Morning three:  Got up to 15 minutes.  I spit out the milky (ick!) oil into a baggie.  Is this environmentally conscious?  Probably not.  My teeth, however, feel glorious and squeaky-clean.  The swishing seems to work better if I make sure to floss the night before. Sensitivity in a couple spots disappeared.

Morning four:  I did the full 20 minutes today.  My teeth felt amazing.  However, I think a swallowed a wee bit because I got queasy.  Oh well.  I’m still only using a teaspoon. Note to self:  no swallowing.

Morning five:  I let the oil melt in my mouth.  Never again.  Seriously.  Otherwise, it went well.

Morning seven:  I managed a half tablespoon, for 20 minutes.  It was easy.  I felt some hidden food particles shake loose from the oil. I don’t know if I could truly swish a tablespoon.  I have a smallish mouth. Hey, no laughing! But, I can sit and read now.  I find it kinda like a mini vow of silence.  I incorporated it into my pre-breakfast routine.  It helps me remember my teeth are living organisms and need care, too.  I want to keep them around.

What did I glean from this?  My teeth are whiter – at least a little.  The swishing loosens plaque, an effort greatly enhanced if you floss the night before.  My teeth don’t have as many “hot spots”.  Am I taller?  No.  Leaner?  No.  My skin stayed about the same.

I want to keep doing this until I go in for my next dental visit, which is in a few weeks.  I’ll have more definitive input then.  I say give it a try, and let me know what you think.  What have you got to lose?


8 thoughts on “Oil Pulling Experiment”

  1. Oh, this definitely works! I’ve been doing this on a daily basis for a couple of years (well, minus about eights months when my sinuses were too stuffy as residual effect from the flu), and it’s helped nasal congestion, reduced acne, whitened my teeth, helped with joint/muscle soreness, helped fatigue, reduced bloating, whitened and strengthened my nails, helped reduce dryness from Schogren’s Syndrome, and kicked whatever IBS symptoms were left after I stopped eating gluten two and a half years ago. It’s worth getting used to the gross factor. 😉


  2. Good to hear from you, Nalani! Thanks for sharing your results. I look forward to reaping more benefits then 🙂 My nails are atrocious.
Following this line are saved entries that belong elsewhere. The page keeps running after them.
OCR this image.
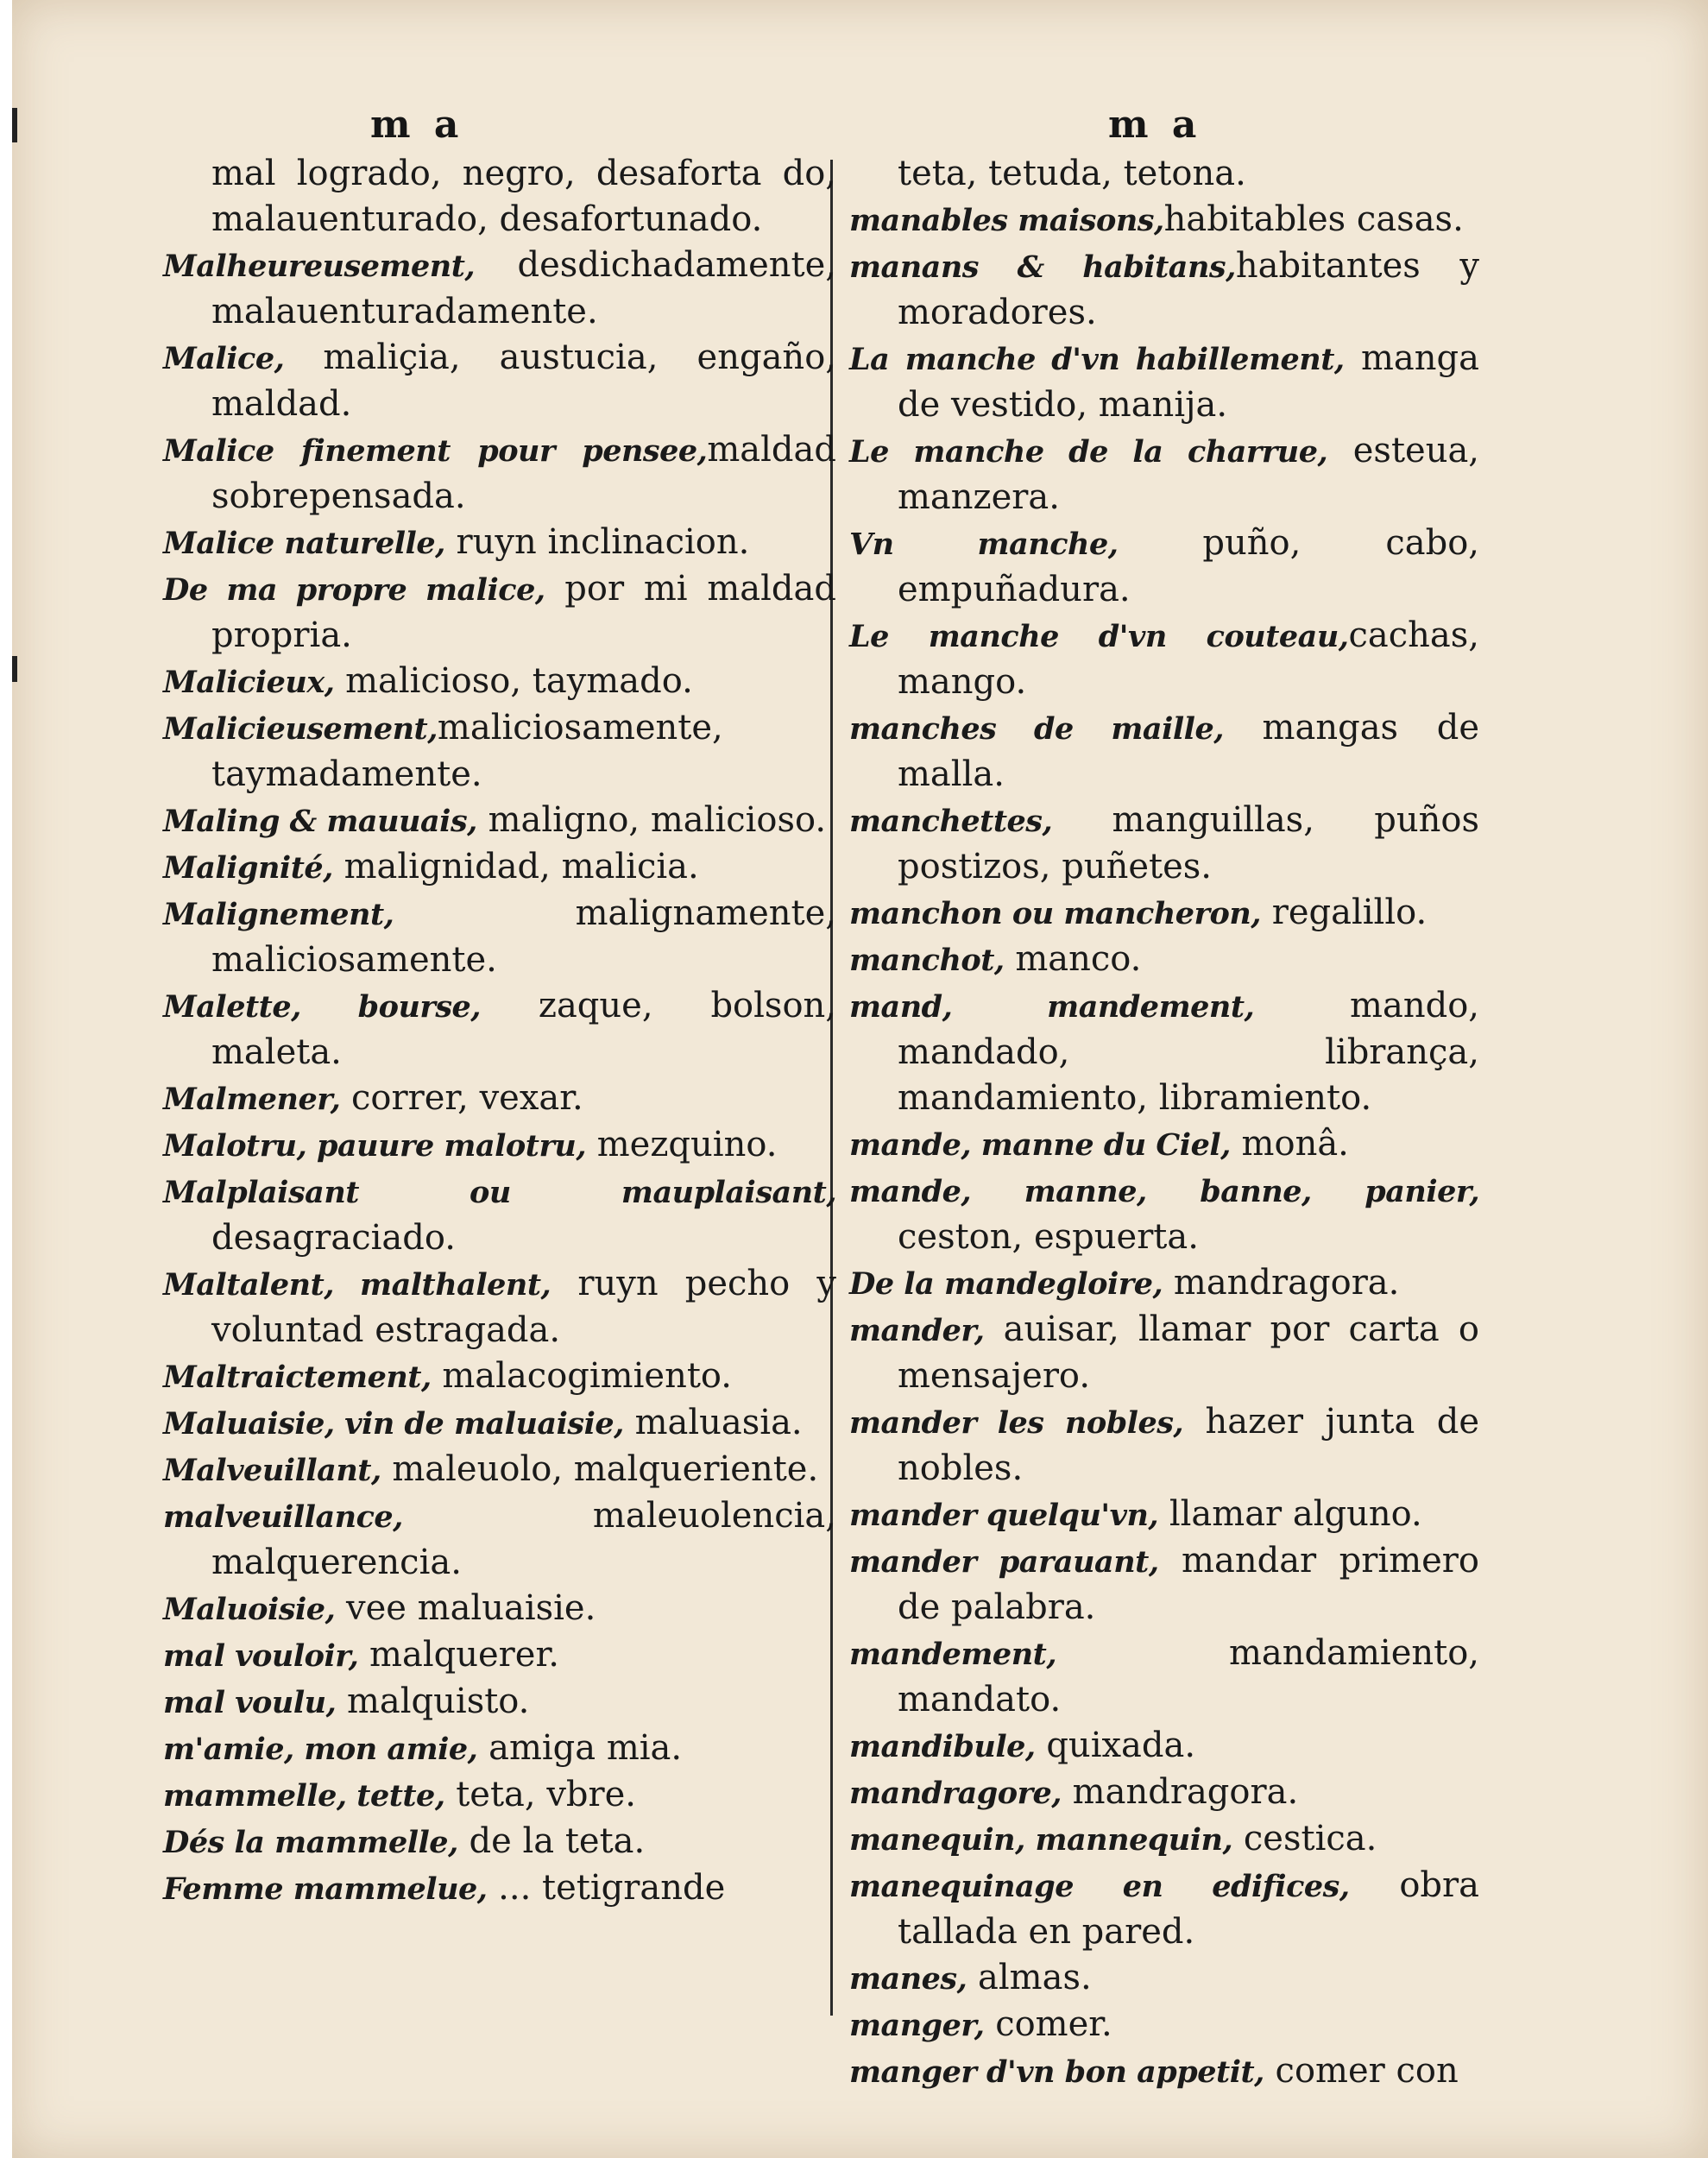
m a

mal logrado, negro, desaforta do, malauenturado, desafortunado.

Malheureusement, desdichadamente, malauenturadamente.

Malice, maliçia, austucia, engaño, maldad.

Malice finement pour pensee,maldad sobrepensada.

Malice naturelle, ruyn inclinacion.

De ma propre malice, por mi maldad propria.

Malicieux, malicioso, taymado.

Malicieusement,maliciosamente, taymadamente.

Maling & mauuais, maligno, malicioso.

Malignité, malignidad, malicia.

Malignement, malignamente, maliciosamente.

Malette, bourse, zaque, bolson, maleta.

Malmener, correr, vexar.

Malotru, pauure malotru, mezquino.

Malplaisant ou mauplaisant, desagraciado.

Maltalent, malthalent, ruyn pecho y voluntad estragada.

Maltraictement, malacogimiento.

Maluaisie, vin de maluaisie, maluasia.

Malveuillant, maleuolo, malqueriente.

malveuillance, maleuolencia, malquerencia.

Maluoisie, vee maluaisie.

mal vouloir, malquerer.

mal voulu, malquisto.

m'amie, mon amie, amiga mia.

mammelle, tette, teta, vbre.

Dés la mammelle, de la teta.

Femme mammelue, ... tetigrande

m a

teta, tetuda, tetona.

manables maisons,habitables casas.

manans & habitans,habitantes y moradores.

La manche d'vn habillement, manga de vestido, manija.

Le manche de la charrue, esteua, manzera.

Vn manche, puño, cabo, empuñadura.

Le manche d'vn couteau,cachas, mango.

manches de maille, mangas de malla.

manchettes, manguillas, puños postizos, puñetes.

manchon ou mancheron, regalillo.

manchot, manco.

mand, mandement, mando, mandado, librança, mandamiento, libramiento.

mande, manne du Ciel, monâ.

mande, manne, banne, panier, ceston, espuerta.

De la mandegloire, mandragora.

mander, auisar, llamar por carta o mensajero.

mander les nobles, hazer junta de nobles.

mander quelqu'vn, llamar alguno.

mander parauant, mandar primero de palabra.

mandement, mandamiento, mandato.

mandibule, quixada.

mandragore, mandragora.

manequin, mannequin, cestica.

manequinage en edifices, obra tallada en pared.

manes, almas.

manger, comer.

manger d'vn bon appetit, comer con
  3. I guess I should have been more thorough the first time I wrote you … Keep up with this for a couple more weeks; my acne takes a while to clear when I haven’t been pulling, but it does keep it clear. I also have to drink a TON of water (two liters a day is good) to keep my acne down; but I live in a place with TERRIBLE water, even when it’s filtered, and almost every adult I know in his/her 20s has breakouts because of it, so … hopefully your water is cleaner than mine, and you’ll notice an improvement within a couple of weeks! Happy pulling!